I can breathe in now and feel a hint of the peace that used to gather in that hour before supper. When Peter and I were small, unless a crisis in some other family propelled her out, Mother would sit in the rocker beside the hearth and read Bible tales to us. Young Peter rested upon her lap, I sat at her feet, and together we basked in the bubbling of pots, her clear-toned voice, her violet-water smell.

What a gap yawns between those days and now, with Mother in the ground and me seated on a hard mattress, heavy with child and grieving over our coming separation.

At six the waking bell will ring, and our usual round of chores and meals will begin.



Third Month 24

I’m close to delivery! Dr. Stevens has started me on her protocol: a bitter quinine tonic, a concoction for preventing constipation and headache, and chloral hydrate at bedtime to encourage rest. The medicines nauseate me and dull my senses, but they haven’t lessened the only symptom I minded, apart from the cramps—which is nerves.

My nerves are growing ever more bothersome. I spend rest hours in the courtyard and can only stare into the air, dizzied and weak. I keep believing that the constant twinges and pulling pains mean that delivery is imminent.

I described my condition to the doctor this morning, lying flat on the cot in her examination room as she felt gently along my belly.

“You could have these symptoms for days,” she replied. “Perhaps another week.”

“Another week?” I protested. “That would be maddening!”

Amusement raised the corners of her lips. “Many find it so.” And in a moment, nodding her small head: “Good. The baby’s heartbeat is robust. Its body is head down, legs up.” She reached her slender arm up past my protruding belly and patted my crown. “Simply wait, and stay as calm as you’re able.”

I mentioned that her medicines are making me feel ill.

“You should be grateful for them,” she scolded. “Doctor Prestweiss developed this protocol for the married women at his retreat. They’ll remove any blockages or weakness that otherwise might make you sick after delivery.” I made no reply. “My use of this protocol has kept the death rate here extremely low, Lilli—four mothers in over four hundred births. And only one of those died from childbed fever.”
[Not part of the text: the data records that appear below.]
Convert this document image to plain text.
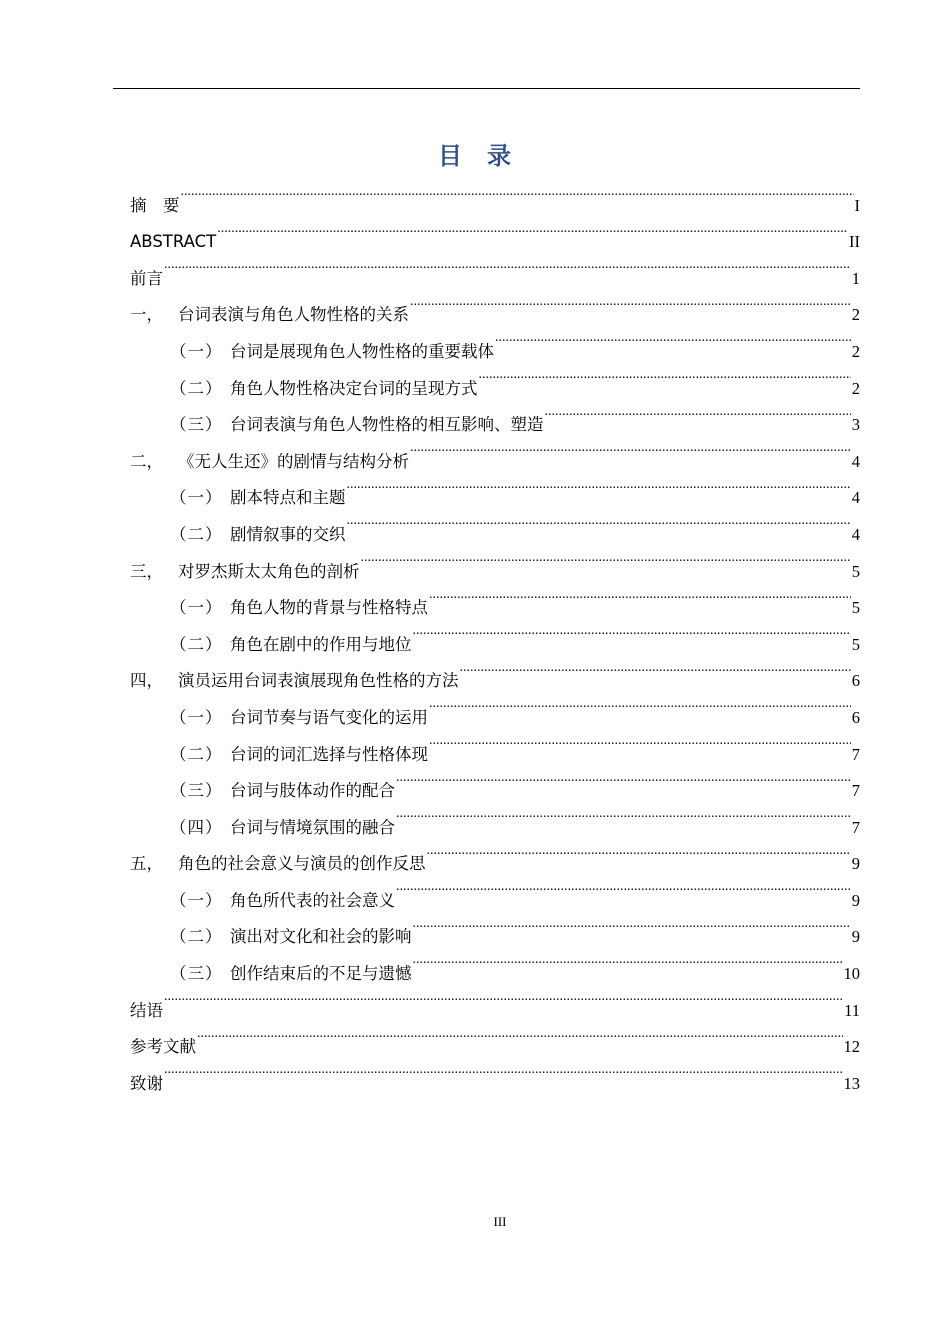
目 录
摘　要 .....	I
ABSTRACT .....	II
前言 .....	1
一， 台词表演与角色人物性格的关系 .....	2
（一） 台词是展现角色人物性格的重要载体 .....	2
（二） 角色人物性格决定台词的呈现方式 .....	2
（三） 台词表演与角色人物性格的相互影响、塑造 .....	3
二， 《无人生还》的剧情与结构分析 .....	4
（一） 剧本特点和主题 .....	4
（二） 剧情叙事的交织 .....	4
三， 对罗杰斯太太角色的剖析 .....	5
（一） 角色人物的背景与性格特点 .....	5
（二） 角色在剧中的作用与地位 .....	5
四， 演员运用台词表演展现角色性格的方法 .....	6
（一） 台词节奏与语气变化的运用 .....	6
（二） 台词的词汇选择与性格体现 .....	7
（三） 台词与肢体动作的配合 .....	7
（四） 台词与情境氛围的融合 .....	7
五， 角色的社会意义与演员的创作反思 .....	9
（一） 角色所代表的社会意义 .....	9
（二） 演出对文化和社会的影响 .....	9
（三） 创作结束后的不足与遗憾 .....	10
结语 .....	11
参考文献 .....	12
致谢 .....	13
III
Though these numbers were meant to be encouraging, I made a frightened face as I rose to my weary legs.

“You should be grateful,” she repeated. “Last year at the city hospital, forty-two women per hundred died of childbed fever.”

How appalling! I did express my gratitude before shuffling off to make way for her next patient.

Like her colleagues at the Woman’s Medical College, some of whom I’d met in Germantown, Dr. Stevens is imbued with the fortitude of one who aims to improve the lot of her sex. The clothes on her slender form are wrinkled, and more of her hair escapes her bun and cap than remains tucked within them; to me these things are to her credit, for she focuses on what matters more.

But please, Dr. Stevens, don’t let me become the fifth mother to die here! And don’t let my baby die!

Each time the muscles of my belly tighten in a cramp, I wonder whether my time is nigh. I wonder what will become of me and my baby when we leave this place. I wonder what young woman will take my bed, and what happens to all the desperate girls whom Anne must turn away. At the window I stare out to the far-off stars and think, What is the purpose of all this suffering?

I know the Bible’s answer, the one I heard at Meeting and from Mother’s lips a hundred—no, five hundred times.

Do not despise the Lord’s discipline,

nor lose courage when thee is punished.

For the Lord disciplines those whom he loves,

as a father the child in whom he delights.



What terrible love. Right now, I’ve half a mind to refuse it.

I’ve swallowed my drams of chloral hydrate. A stupor overtakes me. I hope to sleep till the morning bell.